A long New York Times story gets at some of this. The producers’ lawyers feared that bringing the letter to police too soon would damage its admissibility, but they got in contact with authorities in 2013. Had they co-operated beyond a point, they might be treated as law-enforcement agents in court. And–and I’m not quite sure how this could happen–it was ages before producers even found the bathroom audio. (The current version of the Times story says “more than two years,” but Durst’s trespassing arrest was in August 2013. In general, The Jinx could have made its own timeline clearer.)

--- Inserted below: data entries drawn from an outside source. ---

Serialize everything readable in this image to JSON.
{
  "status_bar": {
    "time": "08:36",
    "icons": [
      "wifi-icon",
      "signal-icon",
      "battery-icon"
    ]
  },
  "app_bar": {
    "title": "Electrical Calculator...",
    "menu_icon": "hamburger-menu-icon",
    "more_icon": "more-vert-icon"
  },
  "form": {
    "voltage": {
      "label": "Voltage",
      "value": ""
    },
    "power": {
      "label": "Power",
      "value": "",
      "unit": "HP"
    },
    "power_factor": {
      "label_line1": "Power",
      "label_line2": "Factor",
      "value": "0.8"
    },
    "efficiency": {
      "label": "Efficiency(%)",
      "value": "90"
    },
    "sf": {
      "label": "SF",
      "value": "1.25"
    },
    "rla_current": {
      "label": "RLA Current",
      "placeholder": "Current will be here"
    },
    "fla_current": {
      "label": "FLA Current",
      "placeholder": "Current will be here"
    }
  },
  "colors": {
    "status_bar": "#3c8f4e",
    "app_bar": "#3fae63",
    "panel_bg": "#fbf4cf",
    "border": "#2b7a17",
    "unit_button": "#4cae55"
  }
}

The events all raise more questions than I claim the legal background to unravel: At what point should Jarecki and company gone to the cops? Would it have compromised the police investigation? The documentary? What exactly was the timeline here? Were the producers motivated not to blow what was looking (correctly) like a documentary gift from God? Was this a kind of documentary citizen’s arrest, or vigilante action? Would that be a bad thing, given that proper legal authorities failed to make a case against Durst repeatedly?
(Oh, and when did Durst or the producers discover he was still wearing his mike? That’s the kind of thing you notice eventually, right?)
Much of The Jinx‘s unfinished business will have to be hashed out in a court of law. But judged as riveting crime TV, The Jinx is a slam-dunk. Jarecki and company took a cold case, already investigated with great publicity, and seemingly impossibly, found explosive evidence and built a compelling theory.
That itself would have been a hell of a show. But as Jarecki’s fictional forebear Colombo used to say, there was just one more thing. Their confident, hubristic quarry (who after all, came to them) turned out to be their best partner. He got himself to wear a wire, slipped off to the men’s room and–just possibly–as we listened flabbergasted, flushed his defense straight down the toilet.